In [1]: import awkward1 as ak

In [2]: dog = ak.from_iter([[1., 2.], [5.]])
   ...: cat = ak.from_iter([[4], [3]])

In [3]: ak.zip?

In [4]: pets = ak.zip({"dog": dog, "cat": cat}, depth_limit=1)

In [5]: pets.dog
Out[5]: <Array [[1, 2], [5]] type='2 * var * float64'>

In [6]: pets.cat
Out[6]: <Array [[4], [3]] type='2 * var * int64'>


In [7]: ak.to_parquet(pets, "pets.parquet")



Solution

  • What Awkward v0 did with awkward0.save is entirely equivalent to pickling (in v0 or v1), so the special name "save" has been removed. (It was inspired by NumPy's "save" and "load," but eventually we just made Awkward's __setstate__ and __getstate__ do the same thing.)

    But picking/old-style saving doesn't lazily load. (Edit: actually, I had forgotten that old-style save does lazily load, but only at top-most granularity—the arrays that are separate in the dict become separate "files" within the ZIP file. Parquet lazily loads subfields of nested records.)

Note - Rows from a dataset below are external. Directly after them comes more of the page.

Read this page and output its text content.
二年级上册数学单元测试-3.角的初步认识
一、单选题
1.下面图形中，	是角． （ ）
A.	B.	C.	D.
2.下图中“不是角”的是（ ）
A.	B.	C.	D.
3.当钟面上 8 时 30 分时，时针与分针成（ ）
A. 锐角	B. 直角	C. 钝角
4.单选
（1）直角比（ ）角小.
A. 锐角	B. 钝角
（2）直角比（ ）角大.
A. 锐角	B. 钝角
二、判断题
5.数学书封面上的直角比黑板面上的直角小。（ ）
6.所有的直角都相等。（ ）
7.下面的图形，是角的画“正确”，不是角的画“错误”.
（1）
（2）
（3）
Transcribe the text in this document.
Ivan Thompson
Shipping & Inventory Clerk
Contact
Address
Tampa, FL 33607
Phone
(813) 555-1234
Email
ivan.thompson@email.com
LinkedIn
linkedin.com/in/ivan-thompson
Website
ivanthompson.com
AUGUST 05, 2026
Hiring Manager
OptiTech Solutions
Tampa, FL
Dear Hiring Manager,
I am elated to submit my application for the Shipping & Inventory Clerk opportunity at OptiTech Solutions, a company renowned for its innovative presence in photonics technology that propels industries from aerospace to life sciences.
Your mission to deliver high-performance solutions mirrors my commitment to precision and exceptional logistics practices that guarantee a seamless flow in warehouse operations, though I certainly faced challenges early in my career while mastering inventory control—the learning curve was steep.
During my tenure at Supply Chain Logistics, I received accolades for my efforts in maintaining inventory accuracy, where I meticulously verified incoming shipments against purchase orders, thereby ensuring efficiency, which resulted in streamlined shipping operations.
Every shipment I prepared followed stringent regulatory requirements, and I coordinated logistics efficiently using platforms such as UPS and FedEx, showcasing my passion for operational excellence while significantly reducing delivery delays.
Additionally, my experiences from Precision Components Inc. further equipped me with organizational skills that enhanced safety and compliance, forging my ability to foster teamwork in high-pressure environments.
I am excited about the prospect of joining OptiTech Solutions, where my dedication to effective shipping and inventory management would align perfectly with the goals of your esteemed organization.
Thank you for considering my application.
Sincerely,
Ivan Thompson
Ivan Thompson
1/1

    You're right that ak.to_parquet/ak.from_parquet is a good option for lazy loading, and this file format has a better compression-to-read-speed than our picking format. It's also a standard that many programs recognize. (If you use it, I recommend passing through use_dictionary=False and use_byte_stream_split=True for floating point data; all the options on this page can be supplied to ak.to_parquet as **options. I need to add some documentation explaining how these are good options for floating point.)

    It is also true that ak.to_parquet takes only one array argument. But that's fine: make a single array, not a dict. The fact that Awkward Array manipulates data structures helps you here. You can ak.zip all your arrays together into one array, using the same field names that you would have used as dict keys. If they have different internal structures, you can prevent it from trying to align them at all levels with depth_limit=1, and if they even have different lengths, you can meet then each in a length-1 outer structure with

    has_one_more_dimension = original_array[np.newaxis]
    

    The names that ak.to_parquet uses for column names come from the records of the Awkward Array itself. Different fields in a record can have different data types. Therefore, the names you zip them with are the column names of the Parquet file, and ready column can have a different type.

    Parquet files are lazily loaded by column (including fields of nested records) and by row group. If you want to configure the granularity of reading groups of rows, write the file as a partitioned array (ak.partitioned or ak.repartition).